Irgendwann muss man dem Geröllhaufen erschöpft seine Mächtigkeit zugestehen.
Man bleibt entkräftet stehen, gibt auf und lässt sich zurückfallen.
Aber der Berg, der vor einem liegt, lässt einen nicht los und so umkreist man ihn gedanklich immer wieder.
Ganz ähnlich kennt wahrscheinlich jeder von uns seinen persönlichen Kieselsteinberg. Vielleicht ist er mit den Jahren immer größer angewachsen. Jeder Brocken meines Berges starrt mich an und bei jeder Umrundung dieses Haufens wird sein Blick mächtiger und hämischer.
Im 5. Buch Mose im 2. Kapitel erinnert sich Mose, wie das Volk Israel umherirrte und Gott spricht zu ihnen:
Ihr habt dieses Gebirge lange genug umzogen; wendet euch nach Norden. (5. Mose 2,3)
Das heißt doch nichts anderes als: Nehmt eine andere Perspektive ein und verlasst euch auf mein Wort, ich weise euch einen neuen Weg.

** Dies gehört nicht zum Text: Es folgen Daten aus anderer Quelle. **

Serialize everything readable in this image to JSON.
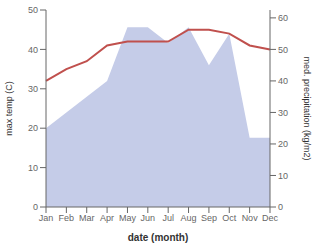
{
  "chart_data": {
    "type": "line",
    "xlabel": "date (month)",
    "ylabel": "max temp (C)",
    "y2label": "med. precipitation (kg/m2)",
    "categories": [
      "Jan",
      "Feb",
      "Mar",
      "Apr",
      "May",
      "Jun",
      "Jul",
      "Aug",
      "Sep",
      "Oct",
      "Nov",
      "Dec"
    ],
    "series": [
      {
        "type": "area",
        "axis": "y2",
        "color": "#c5cce8",
        "values": [
          25,
          30,
          35,
          40,
          57,
          57,
          52,
          57,
          45,
          55,
          22,
          22
        ]
      },
      {
        "type": "line",
        "axis": "y",
        "color": "#c0504d",
        "values": [
          32,
          35,
          37,
          41,
          42,
          42,
          42,
          45,
          45,
          44,
          41,
          40
        ]
      }
    ],
    "ylim": [
      0,
      50
    ],
    "yticks": [
      0,
      10,
      20,
      30,
      40,
      50
    ],
    "y2lim": [
      0,
      62.5
    ],
    "y2ticks": [
      0,
      10,
      20,
      30,
      40,
      50,
      60
    ],
    "grid": false
  }
}
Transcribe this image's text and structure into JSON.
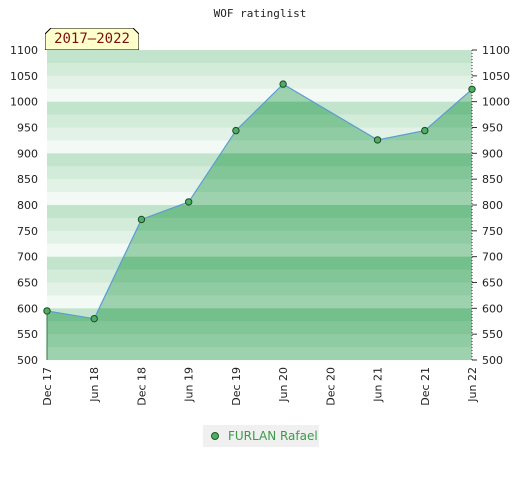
{
  "chart_data": {
    "type": "area",
    "title": "WOF ratinglist",
    "period_label": "2017–2022",
    "x_ticks": [
      "Dec 17",
      "Jun 18",
      "Dec 18",
      "Jun 19",
      "Dec 19",
      "Jun 20",
      "Dec 20",
      "Jun 21",
      "Dec 21",
      "Jun 22"
    ],
    "ylim": [
      500,
      1100
    ],
    "y_ticks": [
      500,
      550,
      600,
      650,
      700,
      750,
      800,
      850,
      900,
      950,
      1000,
      1050,
      1100
    ],
    "series": [
      {
        "name": "FURLAN Rafael",
        "color": "#4caf64",
        "points": [
          {
            "x": "Dec 17",
            "y": 595
          },
          {
            "x": "Jun 18",
            "y": 580
          },
          {
            "x": "Dec 18",
            "y": 772
          },
          {
            "x": "Jun 19",
            "y": 806
          },
          {
            "x": "Dec 19",
            "y": 944
          },
          {
            "x": "Jun 20",
            "y": 1034
          },
          {
            "x": "Jun 21",
            "y": 926
          },
          {
            "x": "Dec 21",
            "y": 944
          },
          {
            "x": "Jun 22",
            "y": 1024
          }
        ]
      }
    ],
    "legend_position": "bottom"
  }
}
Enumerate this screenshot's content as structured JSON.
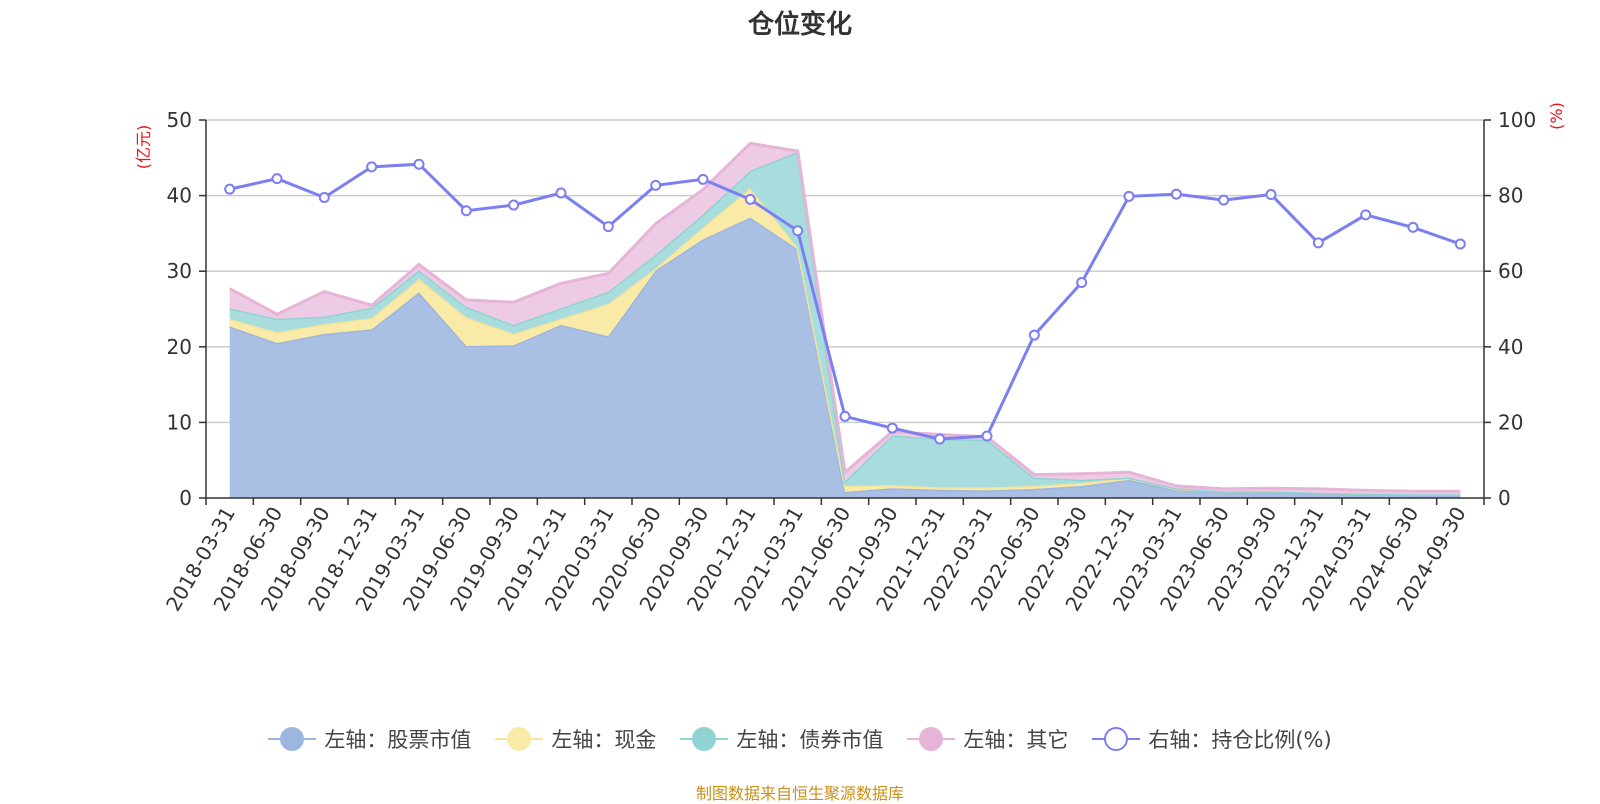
{
  "title": "仓位变化",
  "source": "制图数据来自恒生聚源数据库",
  "chart_data": {
    "type": "area",
    "categories": [
      "2018-03-31",
      "2018-06-30",
      "2018-09-30",
      "2018-12-31",
      "2019-03-31",
      "2019-06-30",
      "2019-09-30",
      "2019-12-31",
      "2020-03-31",
      "2020-06-30",
      "2020-09-30",
      "2020-12-31",
      "2021-03-31",
      "2021-06-30",
      "2021-09-30",
      "2021-12-31",
      "2022-03-31",
      "2022-06-30",
      "2022-09-30",
      "2022-12-31",
      "2023-03-31",
      "2023-06-30",
      "2023-09-30",
      "2023-12-31",
      "2024-03-31",
      "2024-06-30",
      "2024-09-30"
    ],
    "y_left_label": "(亿元)",
    "y_right_label": "(%)",
    "y_left_lim": [
      0,
      50
    ],
    "y_right_lim": [
      0,
      100
    ],
    "y_left_ticks": [
      "0",
      "10",
      "20",
      "30",
      "40",
      "50"
    ],
    "y_right_ticks": [
      "0",
      "20",
      "40",
      "60",
      "80",
      "100"
    ],
    "stacked": true,
    "grid": true,
    "legend_position": "bottom",
    "series": [
      {
        "name": "左轴：股票市值",
        "axis": "left",
        "color": "#a9c0e4",
        "line_color": "#9db6df",
        "values": [
          22.7,
          20.5,
          21.7,
          22.3,
          27.2,
          20.1,
          20.2,
          22.9,
          21.4,
          30.1,
          34.2,
          37.1,
          32.9,
          0.8,
          1.3,
          1.1,
          1.0,
          1.2,
          1.6,
          2.4,
          1.1,
          0.8,
          0.8,
          0.6,
          0.5,
          0.4,
          0.4
        ]
      },
      {
        "name": "左轴：现金",
        "axis": "left",
        "color": "#faeaa8",
        "line_color": "#f5e39a",
        "values": [
          1.0,
          1.4,
          1.3,
          1.5,
          1.8,
          3.8,
          1.5,
          0.8,
          4.3,
          0.3,
          1.6,
          3.9,
          0.2,
          0.8,
          0.4,
          0.3,
          0.4,
          0.4,
          0.4,
          0.3,
          0.1,
          0.1,
          0.1,
          0.1,
          0.1,
          0.1,
          0.1
        ]
      },
      {
        "name": "左轴：债券市值",
        "axis": "left",
        "color": "#a9dcdc",
        "line_color": "#8fd3d3",
        "values": [
          1.4,
          1.8,
          1.0,
          1.4,
          1.1,
          1.4,
          1.2,
          1.4,
          1.6,
          1.8,
          1.7,
          2.3,
          12.7,
          0.6,
          6.6,
          6.4,
          6.3,
          1.1,
          0.4,
          0.0,
          0.1,
          0.0,
          0.0,
          0.0,
          0.0,
          0.0,
          0.0
        ]
      },
      {
        "name": "左轴：其它",
        "axis": "left",
        "color": "#eecbe4",
        "line_color": "#e6b4d7",
        "values": [
          2.6,
          0.6,
          3.3,
          0.3,
          0.8,
          0.9,
          3.0,
          3.3,
          2.4,
          4.1,
          3.3,
          3.6,
          0.1,
          1.2,
          0.5,
          0.6,
          0.4,
          0.4,
          0.8,
          0.7,
          0.3,
          0.3,
          0.4,
          0.5,
          0.4,
          0.4,
          0.4
        ]
      },
      {
        "name": "右轴：持仓比例(%)",
        "axis": "right",
        "color": "#7b7ff0",
        "values": [
          81.7,
          84.5,
          79.5,
          87.6,
          88.3,
          76.0,
          77.5,
          80.7,
          71.8,
          82.7,
          84.3,
          79.0,
          70.7,
          21.6,
          18.5,
          15.6,
          16.4,
          43.1,
          57.0,
          79.8,
          80.4,
          78.8,
          80.3,
          67.5,
          74.9,
          71.6,
          67.2
        ]
      }
    ]
  }
}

Vielleicht bedeutet das auch für uns: Dreh dich nicht immer nur im Kreis deiner Gedanken. Du hast lange genug deinen Kieselsteinberg umzogen, es wird Zeit, dass du aufblickst und weiterziehst.
Wie viele Menschen bleiben täglich in ihrem eigenen Scherbenhaufen stecken?
Doch Gott ruft immer wieder: Geh weiter! Es ist an der Zeit, zu vertrauen und den mühsamen Weg eingetretener Pfade zu verlassen.
Ohne Frage, es braucht eine Menge Mut und Vertrauen, alte Gewohnheiten und verfestigte Verhaltensweisen aufzugeben und neue Wege einzuschlagen. Denn der Weg, der gefühlt über den Kieselsteinberg angetreten wird, entpuppt sich oft genug als eine Spirale nach unten.
Vertrauen sollen wir Gottes Wort, der die Zukunft offenhält und immer wieder neu aus der Enge ins Weite führen will.
Ich gebe euch neue Hoffnung und Zukunft (Jer 29,11), lässt Gott die verzweifelten Israeliten in Babel wissen.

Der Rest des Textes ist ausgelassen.